Easter is Supposed to be About Hope
Easter is supposed to be about hope. About new life. About believing something good is still coming.
I sat in church today and listened to the message—about renewal, about resurrection, about life.
And I wanted to feel it.
But my mind kept going back to the same place.
To who wasn’t sitting next to me.
I looked around and saw families together—people dressed up, smiling, talking about what they were doing after, making plans for the rest of the day.
And there I was, sitting in the middle of it, missing them.
Easter doesn’t change that.
It doesn’t give me one more conversation or one more moment.
The day still comes. The traditions are still there.
But it feels different now.
Grief doesn’t step aside just because it’s a holiday.
It shows up right in the middle of it.
And I sat there for a while just letting that be what it was.
Not trying to fix it. Not trying to make the day feel different than it did.
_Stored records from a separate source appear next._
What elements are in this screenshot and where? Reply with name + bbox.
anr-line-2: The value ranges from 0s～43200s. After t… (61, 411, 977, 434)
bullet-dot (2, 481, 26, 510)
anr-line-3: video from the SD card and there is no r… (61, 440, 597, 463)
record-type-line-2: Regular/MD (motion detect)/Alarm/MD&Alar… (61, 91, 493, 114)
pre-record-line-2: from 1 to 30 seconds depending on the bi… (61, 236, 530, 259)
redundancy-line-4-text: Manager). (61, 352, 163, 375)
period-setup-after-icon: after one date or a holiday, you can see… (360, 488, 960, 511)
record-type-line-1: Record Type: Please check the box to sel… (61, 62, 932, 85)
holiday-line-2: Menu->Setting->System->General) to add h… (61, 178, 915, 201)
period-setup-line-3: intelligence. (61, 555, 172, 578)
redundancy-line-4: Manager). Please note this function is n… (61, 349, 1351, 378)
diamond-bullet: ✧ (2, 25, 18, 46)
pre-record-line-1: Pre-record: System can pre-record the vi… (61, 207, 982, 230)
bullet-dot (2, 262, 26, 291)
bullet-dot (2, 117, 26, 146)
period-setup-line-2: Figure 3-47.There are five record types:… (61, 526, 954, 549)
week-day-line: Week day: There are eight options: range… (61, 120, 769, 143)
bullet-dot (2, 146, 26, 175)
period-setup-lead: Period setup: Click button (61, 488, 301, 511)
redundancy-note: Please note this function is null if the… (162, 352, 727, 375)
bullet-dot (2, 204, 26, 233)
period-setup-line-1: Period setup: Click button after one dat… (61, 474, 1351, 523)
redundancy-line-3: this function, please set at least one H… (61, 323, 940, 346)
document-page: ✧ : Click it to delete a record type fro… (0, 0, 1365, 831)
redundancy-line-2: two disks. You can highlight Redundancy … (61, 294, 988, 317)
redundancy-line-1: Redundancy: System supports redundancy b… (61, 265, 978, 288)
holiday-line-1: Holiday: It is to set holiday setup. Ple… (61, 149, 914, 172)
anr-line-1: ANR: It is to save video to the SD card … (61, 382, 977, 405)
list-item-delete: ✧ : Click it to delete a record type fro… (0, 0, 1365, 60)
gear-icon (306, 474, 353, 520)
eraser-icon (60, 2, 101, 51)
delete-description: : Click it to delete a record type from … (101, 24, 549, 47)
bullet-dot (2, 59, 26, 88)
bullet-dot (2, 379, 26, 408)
Just sitting with the fact that this is what Easter looks like for me now.
And somewhere in all of that…
I kept coming back to them.
Not just that they’re gone—
but everything we had.
The way they showed up in my life.
The way they loved me.
That part didn’t disappear.
It’s still with me, even now, even on days like this.
Easter may never feel the way it once did.
But the love is still here.
And maybe today isn’t about forcing joy or pretending this doesn’t hurt.
Maybe it’s just about showing up as we are—
missing them, loving them, and making it through the day.
And maybe that, in its own way, is where hope lives now.